You And Your Dynamite

Imagine a snicker bar. Now imagine a red dynamite with the size of a snicker bar.

You are holding that dynamite. For what? Nobody knows. But you are holding it in your right hand. It’s lighted up, and it’s waiting to explode. You know that it will hurt you, but you hold it with a hopeful eye.

“AAARRRRGGGGGHHHHHH!!” you scream with all the air from your lungs. It’s so loud your neighbor’s dog perks his ears. Did he notice your scream or the dynamite explosion? Perhaps both.

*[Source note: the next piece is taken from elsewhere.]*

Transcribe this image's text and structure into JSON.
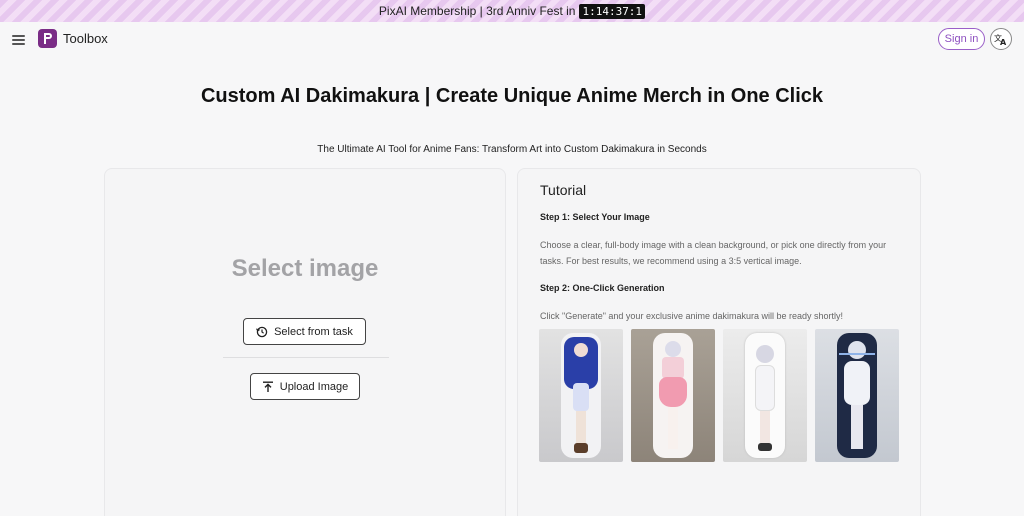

You now can heavily smell the burnt skin. Blood starts to ooze from your palm, and it mixes your slightly disfigured right hand; it begins to slowly flow from your palm, to your forearm, to your elbow, and finally dripping to the ground.

“Please don’t fail me again,” you whisper softly to yourself. You take another dynamite, light it up, and grab it with your right hand. The air feels thick; the ticking clock is deafening. Your ear is ringing, and you can barely stand.

The dynamite explodes yet again, and you scream… again. Now the neighbors’ dog is barking in worry; some of the stray cats that happens to wander around stop in front of your house and meow ever so slightly. It seems like they can feel your pain just from your scream. Your vocal cord snapped, and you can barely produce any sound. Holding a lighted up dynamite only leads to pain, why are you still doing it?

You don’t even know.

There’s a pool of blood below you; your vision starts to blur; your body feels cold. You can barely move your right hand, which is now heavily disfigured. Your finger looks like burnt and dried sausage and your palm like a sauce-less rare steak. There is blood; there is flesh; there are bones—you can see everything.

You drop into the floor—curled up beside your own blood. The scent fills up your senses; your eyes feel heavy, and it starts to close by itself.

“Tomorrow… again.” The lips move, but no voice can be heard.